L'enjeu est de permettre à tous de s'ouvrir à ces possibles, de favoriser des productions locales proposant qualité environnementale et sociale, de faire mieux avec moins, de mieux gérer les infrastructures, réseaux et services publics au bénéfice des citoyens, de s'inscrire dans l'économie du partage. La dimension « smart » devient  la capacité à décloisonner, ouvrir, relier, partager, créer, redonner des capacités d'action pour nous permettre de nous adapter aux changements.

En donnant aux consommateurs des outils qui les transforment en producteurs, on transforme radicalement le marché aussi bien que l'économie qui en vit. Le territoire peut accompagner la multiplication des formes de créativité et des capacités de production, des nœuds de créativité, des lieux où les idées se forment et grandissent avant d'évoluer vers une forme commerciale. Et si ceci était la base de ce nouveau modèle de société où nous pourrions tous devenir producteurs, apprendre par et avec les autres ? Nous passons de consommateurs passifs à celui de contributeur depuis la production mais aussi dans la distribution et dans l'orientation.

 Un nouveau contrat social

Le « «local » deviendrait un projet vertueux de confrontation avec le « global », affirmation d'identités culturelles. L'accès à ces opportunités peut être facilité par des mouvements dans la gastronomie tels que « Slow Food » dans la dans lequel le consommateur devient co-producteur ou par la désintermédiation de la distribution avec « La Ruche qui dit oui » ou le « chapeau de paille », et de manière générale par une meilleure information concernant le coût social, sanitaire et environnemental de ces perspectives.

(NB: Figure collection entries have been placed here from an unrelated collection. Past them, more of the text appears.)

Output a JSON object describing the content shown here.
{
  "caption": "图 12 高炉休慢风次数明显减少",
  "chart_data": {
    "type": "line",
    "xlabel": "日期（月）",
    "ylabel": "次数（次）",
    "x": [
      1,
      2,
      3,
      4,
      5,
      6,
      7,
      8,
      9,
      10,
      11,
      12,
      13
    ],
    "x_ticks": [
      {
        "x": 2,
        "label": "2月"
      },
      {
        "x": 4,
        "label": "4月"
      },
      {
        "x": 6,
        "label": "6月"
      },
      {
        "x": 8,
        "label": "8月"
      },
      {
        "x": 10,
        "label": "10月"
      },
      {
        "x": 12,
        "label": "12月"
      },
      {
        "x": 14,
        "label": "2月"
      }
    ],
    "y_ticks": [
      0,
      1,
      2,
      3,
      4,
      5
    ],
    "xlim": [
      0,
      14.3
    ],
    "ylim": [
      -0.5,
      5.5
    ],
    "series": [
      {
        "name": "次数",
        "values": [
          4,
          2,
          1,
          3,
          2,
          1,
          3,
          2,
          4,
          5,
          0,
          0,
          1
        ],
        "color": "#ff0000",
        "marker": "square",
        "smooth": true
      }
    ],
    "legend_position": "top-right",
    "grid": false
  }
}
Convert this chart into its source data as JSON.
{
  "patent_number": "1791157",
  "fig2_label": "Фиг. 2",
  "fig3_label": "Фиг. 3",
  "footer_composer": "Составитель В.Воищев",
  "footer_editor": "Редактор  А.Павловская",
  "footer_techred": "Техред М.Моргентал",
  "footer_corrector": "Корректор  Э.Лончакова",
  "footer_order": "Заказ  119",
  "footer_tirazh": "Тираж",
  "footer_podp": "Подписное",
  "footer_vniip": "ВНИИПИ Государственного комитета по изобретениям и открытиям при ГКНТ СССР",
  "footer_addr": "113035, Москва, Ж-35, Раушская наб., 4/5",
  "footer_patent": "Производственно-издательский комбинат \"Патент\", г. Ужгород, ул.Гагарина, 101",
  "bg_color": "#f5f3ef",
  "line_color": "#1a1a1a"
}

Comme l'envisage la Finlande, pour accompagner ce nouveau contrat social, il faudra peut-être en passer par une forme de revenu universel remplaçant les aides sociales et retraites de base et support pour accompagner les réformes nécessaires. Cela rejoint la réforme de la formation professionnelle qui vise à replacer l'individu au centre.

La perspective « smart city » doit aujourd'hui être l'opportunité de développer plus de résilience, c'est-à-dire des capacités d'adaptation et de rebond des sociétés, des territoires, des organisations, des individus. Il convient donc d'associer ceux qui vivent et font le territoire.